AI seems to be the same way. We have statistical models that explain how most everything works at a low level. That a simple math formula can approximate just about anything. How we arrive at weights that separate data sets in different dimensions and etc. For convolution networks we also understand how layer "decisions" flow through to other layers. But, it's too complicated to look at an image and explain exactly how the input pixels will result in a classification output.
I'm not sure how much I should care about that.. Seems like a problem for mathematicians/statisticians. Having the doctor explain himself gives me no more true insight into how his brain works than having somebody explain at a high level how the robot was trained and reacts in different situations.
I wouldn't be surprised if someone, especially in business, is actively opposing transparent AI.

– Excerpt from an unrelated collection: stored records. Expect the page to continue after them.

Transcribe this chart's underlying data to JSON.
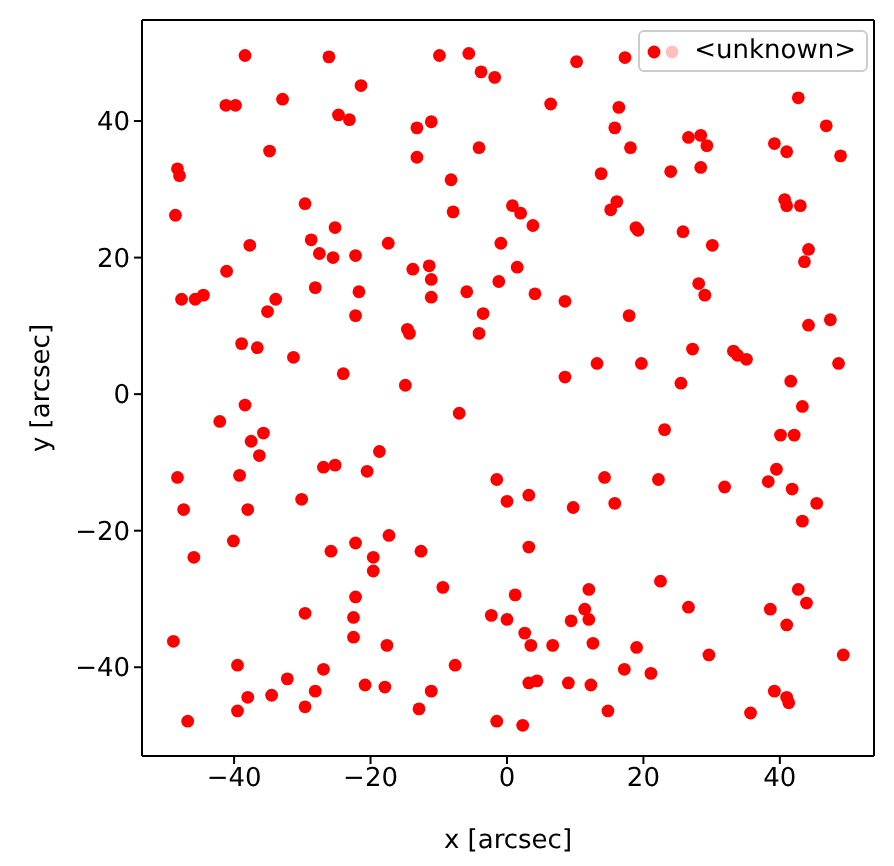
{
  "chart_data": {
    "type": "scatter",
    "xlabel": "x [arcsec]",
    "ylabel": "y [arcsec]",
    "xlim": [
      -53.5,
      53.8
    ],
    "ylim": [
      -53,
      54.8
    ],
    "xticks": [
      -40,
      -20,
      0,
      20,
      40
    ],
    "yticks": [
      -40,
      -20,
      0,
      20,
      40
    ],
    "legend": "top right",
    "marker": "circle",
    "series": [
      {
        "name": "<unknown>",
        "color": "#ff0000",
        "x": [
          -38.4,
          -26.1,
          -21.4,
          -41.2,
          -39.8,
          -32.9,
          -24.7,
          -23.1,
          -34.8,
          -48.3,
          -48.0,
          -48.6,
          -29.6,
          -25.2,
          -28.7,
          -27.5,
          -25.5,
          -22.2,
          -17.4,
          -37.7,
          -41.1,
          -47.7,
          -45.7,
          -44.5,
          -33.9,
          -35.1,
          -28.1,
          -21.7,
          -22.2,
          -38.9,
          -36.6,
          -31.3,
          -24.0,
          -38.4,
          -9.9,
          -5.6,
          -3.8,
          -1.8,
          10.2,
          17.3,
          6.4,
          16.4,
          15.8,
          18.1,
          -13.2,
          -11.1,
          -13.2,
          -4.1,
          -8.2,
          13.8,
          16.1,
          15.2,
          -7.9,
          0.8,
          2.0,
          3.8,
          18.9,
          19.2,
          -0.9,
          -13.8,
          -11.4,
          -11.1,
          -11.1,
          1.5,
          -1.2,
          -5.9,
          4.1,
          8.5,
          -3.5,
          -14.6,
          -14.3,
          -4.1,
          17.9,
          13.2,
          8.5,
          -14.9,
          19.7,
          -7.0,
          42.7,
          46.8,
          48.9,
          26.6,
          28.4,
          29.3,
          24.0,
          28.4,
          39.2,
          41.0,
          40.7,
          41.0,
          43.0,
          25.8,
          30.1,
          44.2,
          43.6,
          28.1,
          29.0,
          44.2,
          47.4,
          27.2,
          33.2,
          33.8,
          35.1,
          25.5,
          41.6,
          48.6,
          43.3,
          -42.1,
          -37.5,
          -35.7,
          -36.3,
          -48.3,
          -39.2,
          -47.4,
          -38.0,
          -45.9,
          -40.1,
          -26.9,
          -25.2,
          -18.7,
          -20.5,
          -30.1,
          -25.8,
          -22.2,
          -19.6,
          -19.6,
          -17.3,
          -22.2,
          -22.5,
          -22.5,
          -29.6,
          -17.6,
          -48.9,
          -39.5,
          -26.9,
          -32.2,
          -38.0,
          -34.5,
          -28.1,
          -20.8,
          -17.9,
          -39.5,
          -29.6,
          -46.8,
          -1.5,
          0.0,
          3.2,
          9.7,
          14.3,
          15.8,
          3.2,
          -12.6,
          -9.4,
          1.2,
          -2.3,
          0.0,
          2.6,
          3.5,
          6.7,
          9.4,
          11.4,
          12.0,
          12.0,
          12.6,
          19.0,
          17.2,
          12.3,
          14.8,
          9.0,
          3.2,
          4.4,
          -7.6,
          -11.1,
          -12.9,
          -1.5,
          2.3,
          23.1,
          40.1,
          42.1,
          39.5,
          38.3,
          41.8,
          45.4,
          43.3,
          22.2,
          31.9,
          22.5,
          26.6,
          42.7,
          43.9,
          38.6,
          41.0,
          21.1,
          29.6,
          49.3,
          39.2,
          41.0,
          41.3,
          35.7
        ],
        "values": [
          49.6,
          49.4,
          45.2,
          42.3,
          42.3,
          43.2,
          40.9,
          40.2,
          35.6,
          33.0,
          32.0,
          26.2,
          27.9,
          24.4,
          22.6,
          20.6,
          20.0,
          20.3,
          22.1,
          21.8,
          18.0,
          13.9,
          13.9,
          14.5,
          13.9,
          12.1,
          15.6,
          15.0,
          11.5,
          7.4,
          6.8,
          5.4,
          3.0,
          -1.6,
          49.6,
          49.9,
          47.2,
          46.4,
          48.7,
          49.3,
          42.5,
          42.0,
          39.0,
          36.1,
          39.0,
          39.9,
          34.7,
          36.1,
          31.4,
          32.3,
          28.2,
          27.0,
          26.7,
          27.6,
          26.5,
          24.7,
          24.4,
          24.0,
          22.1,
          18.3,
          18.8,
          16.8,
          14.2,
          18.6,
          16.5,
          15.0,
          14.7,
          13.6,
          11.8,
          9.5,
          8.9,
          8.9,
          11.5,
          4.5,
          2.5,
          1.3,
          4.5,
          -2.8,
          43.4,
          39.3,
          34.9,
          37.6,
          37.9,
          36.4,
          32.6,
          33.2,
          36.7,
          35.5,
          28.5,
          27.6,
          27.6,
          23.8,
          21.8,
          21.2,
          19.4,
          16.2,
          14.5,
          10.1,
          10.9,
          6.6,
          6.3,
          5.7,
          5.1,
          1.6,
          1.9,
          4.5,
          -1.8,
          -4.0,
          -6.9,
          -5.7,
          -9.0,
          -12.2,
          -11.9,
          -16.9,
          -16.9,
          -23.9,
          -21.5,
          -10.7,
          -10.4,
          -8.4,
          -11.3,
          -15.4,
          -23.0,
          -21.8,
          -23.9,
          -25.9,
          -20.7,
          -29.7,
          -32.7,
          -35.6,
          -32.1,
          -36.8,
          -36.2,
          -39.7,
          -40.3,
          -41.7,
          -44.4,
          -44.1,
          -43.5,
          -42.6,
          -42.9,
          -46.4,
          -45.8,
          -47.9,
          -12.5,
          -15.7,
          -14.8,
          -16.6,
          -12.2,
          -16.0,
          -22.4,
          -23.0,
          -28.3,
          -29.4,
          -32.4,
          -33.0,
          -35.0,
          -36.8,
          -36.8,
          -33.2,
          -31.5,
          -28.6,
          -33.0,
          -36.5,
          -37.1,
          -40.3,
          -42.6,
          -46.4,
          -42.3,
          -42.3,
          -42.0,
          -39.7,
          -43.5,
          -46.1,
          -47.9,
          -48.5,
          -5.2,
          -6.0,
          -6.0,
          -11.0,
          -12.8,
          -13.9,
          -16.0,
          -18.6,
          -12.5,
          -13.6,
          -27.4,
          -31.2,
          -28.6,
          -30.6,
          -31.5,
          -33.8,
          -40.9,
          -38.2,
          -38.2,
          -43.5,
          -44.4,
          -45.2,
          -46.7
        ]
      }
    ]
  }
}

If tiny fractions of a point matter (the rare case), then making the model explainable is adding a ton of complexity for little practical gain. It sounds nice, but the numbers are unforgiving
It's easier to say to people who make financial decision that this is great artificial intelligence that will solve all your problems then explain mathematical equations behind it that 90% people won't understand. The more complicated the stuff is the higher probability it will be sold. That's the standard in IT world from quite some time.
To continue innovation in the algorithmic field, I think we need a branch of scientific research or a competition where researchers are constrained to 100MHz CPU clocks and no GPU cheats when actually running their algorithms (not when loading and parsing data)
and interpretability is only a half measure. If i really want to understand the model, I will conduct causal analysis with randomized controlled trial and will find the root cause and impact of the factor of my interest.
Then, since they are supposedly the 'only way' to provide whatever function the market is 'demanding', then clearly we must abandon any notion of accountability, as this need 'must' be met.
This logic is perhaps most evident in google/facebooks content moderation dilemmas, where both companies refuse to define any sort of non-vague actionable standards about what they censor (or fail to promote) as 1) they can't provide them and 2) they don't want to be held responsible for what they actually are.
Then, as outrage has grown over facebook/google's terrible content moderation and censorship policies, and the need for accountability has grown, both companies have been forced to hire ever more moderators and censors, because the technologies as claimed just don't work well enough.
This is just outright wrong. And the argument about moderation is completely unrelated.
Occam's razors the easier way to explain the actions of the big guys and their own internal responses to cultural pressures to not allow things they don't like from happening or being tolerated in the world.
Makes is seem like it's an out-of-date article. Is it?